His mother speaks, echoing him: " Auraton ke liye hum larenge (We will fight for women)," she says. She also mentions clearing the area of garbage and illegal construction.
Other candidates speak of family as a training ground. "We manage our families perfectly. It will reflect directly in governance," says the optimistic Deepika Nandi, 40, the BJP candidate from Ward 71, Bhawanipore, reserved for women.
Deepika, who studied IT at Middlesex University and is an admirer of Narendra Modi, deliberated on whether to join politics, then took the plunge about six months ago as her daughter turned five. It has left no one unhappy.
Mitali Saha, the BJP candidate from Ward 68 in Ballygunge, is confident that women want little and have a deeper sense of responsibility. "All our domestic helps are women. Men look outward," she says.
At the other end of the spectrum are the women for whom gender is almost irrelevant, possibly another consequence of empowerment.

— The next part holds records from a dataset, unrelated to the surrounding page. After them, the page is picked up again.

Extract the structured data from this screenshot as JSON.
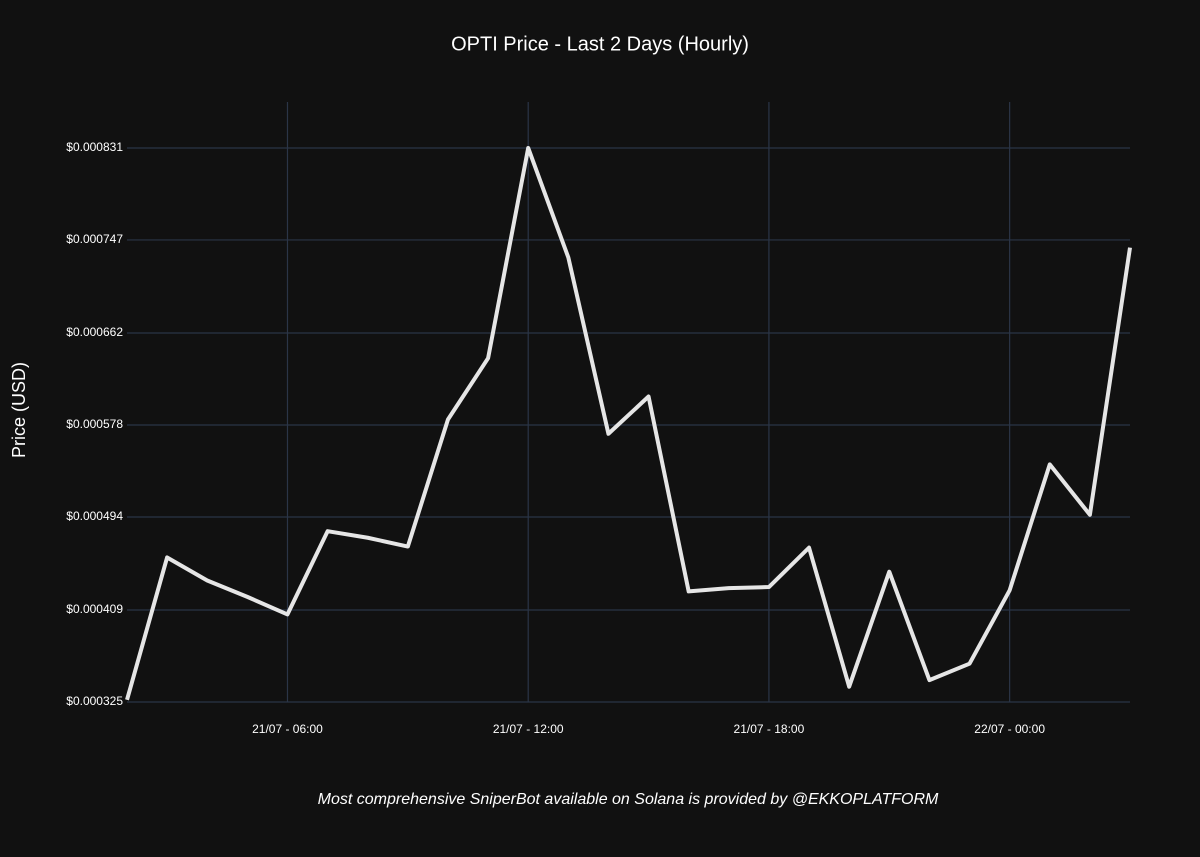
{
  "chart_data": {
    "type": "line",
    "title": "OPTI Price - Last 2 Days (Hourly)",
    "y_axis_label": "Price (USD)",
    "footer": "Most comprehensive SniperBot available on Solana is provided by @EKKOPLATFORM",
    "x": [
      "21/07 - 02:00",
      "21/07 - 03:00",
      "21/07 - 04:00",
      "21/07 - 05:00",
      "21/07 - 06:00",
      "21/07 - 07:00",
      "21/07 - 08:00",
      "21/07 - 09:00",
      "21/07 - 10:00",
      "21/07 - 11:00",
      "21/07 - 12:00",
      "21/07 - 13:00",
      "21/07 - 14:00",
      "21/07 - 15:00",
      "21/07 - 16:00",
      "21/07 - 17:00",
      "21/07 - 18:00",
      "21/07 - 19:00",
      "21/07 - 20:00",
      "21/07 - 21:00",
      "21/07 - 22:00",
      "21/07 - 23:00",
      "22/07 - 00:00",
      "22/07 - 01:00",
      "22/07 - 02:00",
      "22/07 - 03:00"
    ],
    "series": [
      {
        "name": "OPTI",
        "color": "#e6e6e6",
        "values": [
          0.000327,
          0.000457,
          0.000436,
          0.000421,
          0.000405,
          0.000481,
          0.000475,
          0.000467,
          0.000583,
          0.000639,
          0.000831,
          0.000731,
          0.00057,
          0.000604,
          0.000426,
          0.000429,
          0.00043,
          0.000466,
          0.000339,
          0.000444,
          0.000345,
          0.00036,
          0.000427,
          0.000542,
          0.000496,
          0.00074
        ]
      }
    ],
    "xlim": [
      "21/07 - 02:00",
      "22/07 - 03:00"
    ],
    "xticks": [
      "21/07 - 06:00",
      "21/07 - 12:00",
      "21/07 - 18:00",
      "22/07 - 00:00"
    ],
    "ylim": [
      0.000325,
      0.000873
    ],
    "yticks": [
      {
        "value": 0.000325,
        "label": "$0.000325"
      },
      {
        "value": 0.000409,
        "label": "$0.000409"
      },
      {
        "value": 0.000494,
        "label": "$0.000494"
      },
      {
        "value": 0.000578,
        "label": "$0.000578"
      },
      {
        "value": 0.000662,
        "label": "$0.000662"
      },
      {
        "value": 0.000747,
        "label": "$0.000747"
      },
      {
        "value": 0.000831,
        "label": "$0.000831"
      }
    ],
    "grid": true
  }
}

Monalisa Banerjee, 31, studied mass communications and then filmmaking in Griffith University in Brisbane, Australia, and worked in an ad agency in Mumbai. When her father, Congress leader Basudeb Banerjee, passed away in 2012, Monalisa, an only child, felt a pull from inside to join politics.

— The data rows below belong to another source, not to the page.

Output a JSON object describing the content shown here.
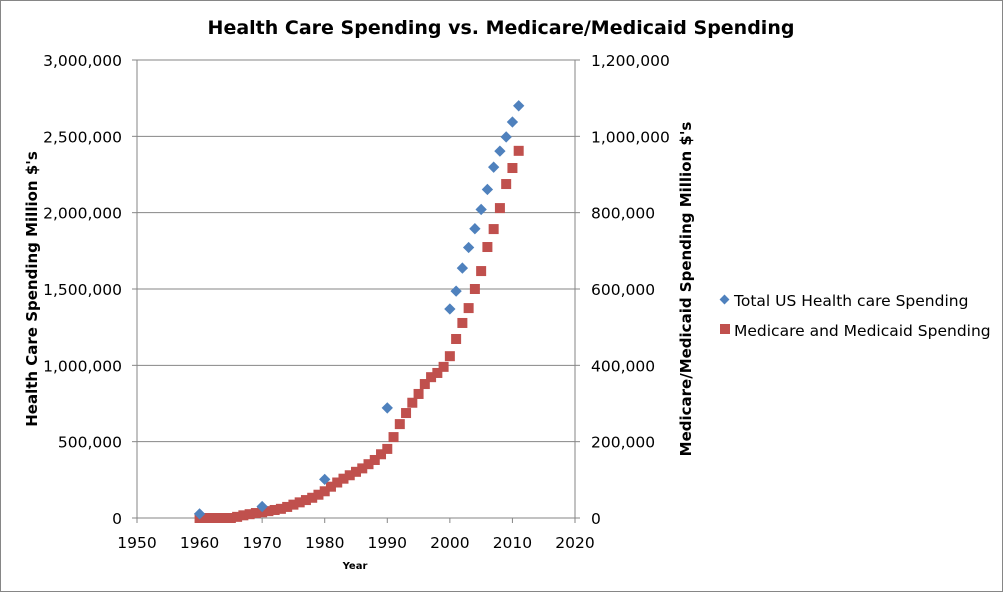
{
  "chart_data": {
    "type": "scatter",
    "title": "Health Care Spending vs. Medicare/Medicaid Spending",
    "xlabel": "Year",
    "ylabel": "Health Care Spending Million $'s",
    "y2label": "Medicare/Medicaid Spending Million $'s",
    "xlim": [
      1950,
      2020
    ],
    "ylim": [
      0,
      3000000
    ],
    "y2lim": [
      0,
      1200000
    ],
    "x_ticks": [
      "1950",
      "1960",
      "1970",
      "1980",
      "1990",
      "2000",
      "2010",
      "2020"
    ],
    "y_ticks": [
      "0",
      "500,000",
      "1,000,000",
      "1,500,000",
      "2,000,000",
      "2,500,000",
      "3,000,000"
    ],
    "y2_ticks": [
      "0",
      "200,000",
      "400,000",
      "600,000",
      "800,000",
      "1,000,000",
      "1,200,000"
    ],
    "grid": true,
    "legend_position": "right",
    "series": [
      {
        "name": "Total US Health care Spending",
        "axis": "left",
        "marker": "diamond",
        "color": "#4F81BD",
        "points": [
          [
            1960,
            27000
          ],
          [
            1970,
            75000
          ],
          [
            1980,
            253000
          ],
          [
            1990,
            721000
          ],
          [
            2000,
            1369000
          ],
          [
            2001,
            1486000
          ],
          [
            2002,
            1637000
          ],
          [
            2003,
            1772000
          ],
          [
            2004,
            1895000
          ],
          [
            2005,
            2021000
          ],
          [
            2006,
            2152000
          ],
          [
            2007,
            2298000
          ],
          [
            2008,
            2403000
          ],
          [
            2009,
            2496000
          ],
          [
            2010,
            2594000
          ],
          [
            2011,
            2700000
          ]
        ]
      },
      {
        "name": "Medicare and Medicaid Spending",
        "axis": "right",
        "marker": "square",
        "color": "#C0504D",
        "points": [
          [
            1960,
            0
          ],
          [
            1961,
            0
          ],
          [
            1962,
            0
          ],
          [
            1963,
            0
          ],
          [
            1964,
            0
          ],
          [
            1965,
            0
          ],
          [
            1966,
            3000
          ],
          [
            1967,
            7000
          ],
          [
            1968,
            10000
          ],
          [
            1969,
            13000
          ],
          [
            1970,
            15000
          ],
          [
            1971,
            18000
          ],
          [
            1972,
            21000
          ],
          [
            1973,
            24000
          ],
          [
            1974,
            29000
          ],
          [
            1975,
            35000
          ],
          [
            1976,
            41000
          ],
          [
            1977,
            47000
          ],
          [
            1978,
            53000
          ],
          [
            1979,
            61000
          ],
          [
            1980,
            70000
          ],
          [
            1981,
            82000
          ],
          [
            1982,
            93000
          ],
          [
            1983,
            103000
          ],
          [
            1984,
            112000
          ],
          [
            1985,
            121000
          ],
          [
            1986,
            130000
          ],
          [
            1987,
            141000
          ],
          [
            1988,
            152000
          ],
          [
            1989,
            167000
          ],
          [
            1990,
            181000
          ],
          [
            1991,
            212000
          ],
          [
            1992,
            246000
          ],
          [
            1993,
            275000
          ],
          [
            1994,
            302000
          ],
          [
            1995,
            325000
          ],
          [
            1996,
            351000
          ],
          [
            1997,
            369000
          ],
          [
            1998,
            380000
          ],
          [
            1999,
            396000
          ],
          [
            2000,
            424000
          ],
          [
            2001,
            469000
          ],
          [
            2002,
            511000
          ],
          [
            2003,
            550000
          ],
          [
            2004,
            600000
          ],
          [
            2005,
            647000
          ],
          [
            2006,
            710000
          ],
          [
            2007,
            757000
          ],
          [
            2008,
            812000
          ],
          [
            2009,
            875000
          ],
          [
            2010,
            917000
          ],
          [
            2011,
            962000
          ]
        ]
      }
    ]
  }
}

She left advertising and joined her father's party. Dressed in a kurti and jeans in her small party office off MG Road, the Congress candidate from Ward 49 - a general category seat - says roads, water, electricity, garbage, drainage, and senior citizens' pensions are the issues she will work on.

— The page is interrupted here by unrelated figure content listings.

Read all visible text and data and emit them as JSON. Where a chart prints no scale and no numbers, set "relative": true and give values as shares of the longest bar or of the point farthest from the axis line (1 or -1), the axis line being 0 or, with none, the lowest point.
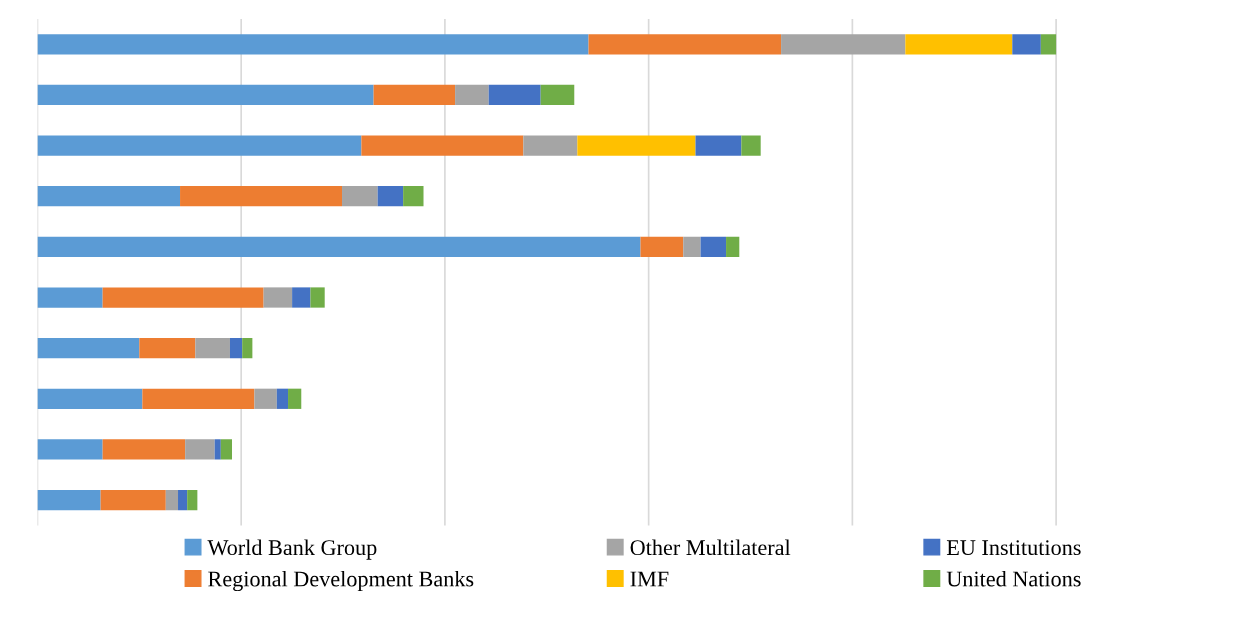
{
  "chart_data": {
    "type": "bar",
    "orientation": "horizontal",
    "stacked": true,
    "relative": true,
    "grid": "x",
    "legend": "bottom",
    "categories": [
      null,
      null,
      null,
      null,
      null,
      null,
      null,
      null,
      null,
      null
    ],
    "series": [
      {
        "name": "World Bank Group",
        "color": "#5b9bd5",
        "values": [
          0.541,
          0.33,
          0.318,
          0.14,
          0.592,
          0.064,
          0.1,
          0.103,
          0.064,
          0.062
        ]
      },
      {
        "name": "Regional Development Banks",
        "color": "#ed7d31",
        "values": [
          0.189,
          0.08,
          0.159,
          0.159,
          0.042,
          0.158,
          0.055,
          0.11,
          0.081,
          0.064
        ]
      },
      {
        "name": "Other Multilateral",
        "color": "#a5a5a5",
        "values": [
          0.122,
          0.033,
          0.053,
          0.035,
          0.017,
          0.028,
          0.034,
          0.022,
          0.029,
          0.012
        ]
      },
      {
        "name": "IMF",
        "color": "#ffc000",
        "values": [
          0.105,
          null,
          0.116,
          null,
          null,
          null,
          null,
          null,
          null,
          null
        ]
      },
      {
        "name": "EU Institutions",
        "color": "#4472c4",
        "values": [
          0.028,
          0.051,
          0.045,
          0.025,
          0.025,
          0.018,
          0.012,
          0.011,
          0.006,
          0.009
        ]
      },
      {
        "name": "United Nations",
        "color": "#70ad47",
        "values": [
          0.015,
          0.033,
          0.019,
          0.02,
          0.013,
          0.014,
          0.01,
          0.013,
          0.011,
          0.01
        ]
      }
    ]
  }
}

Monalisa says she will make a difference, because she knows every household. Not because she is a woman and these are household issues.
Rather, she would borrow from her professional experience and use advertising and promotion effectively. "This is something Modi has done," she says. "But I need administrative power to do what I want to do."
For former television journalist Sudarshana Mukherjee, 39, another impressive CV-holder who is the TMC candidate from Ward 68, Ballygunge, the focus will be her ward, to the exclusion of everything else, even larger political issues.
She wants to clean up the area and render visible what lies beyond the graceful old buildings and tall apartments in the area: the slums. "The Dui Nombor bosti, Kakulia bosti, the slum behind Jamir Lane, the slum behind Fern Road, behind Tasty Corner." There are 22,000 voters out there.
It helps to be a woman, she says: "The hand that rocks the cradle can do anything. If a woman wants to work, there can be no better care giver. It is not for nothing that a woman councillor is called a ' pouramata' (civic mother)," she says.
But managing a ward is an individual's job and she does not see women, or for that matter any category of people, contributing collectively to that.
Tanima Chatterjee, the sitting councillor of Ward 87 and sister of Trinamul leader Subrata Mukherjee, brushes aside all gender stereotypes. "' Pourapitas' and 'pouramatas' are not important; what is important is that we are all civic representatives. How one works is important."
Two things remain, however.

One, there were 55 women in the outgoing CMC House and the city has seen no vast change in the last five years that can be attributed to them.
Two, in the flex posters, almost always, the women are flanked by images of party heavyweights, who are mostly male, when it's not Mamata Banerjee.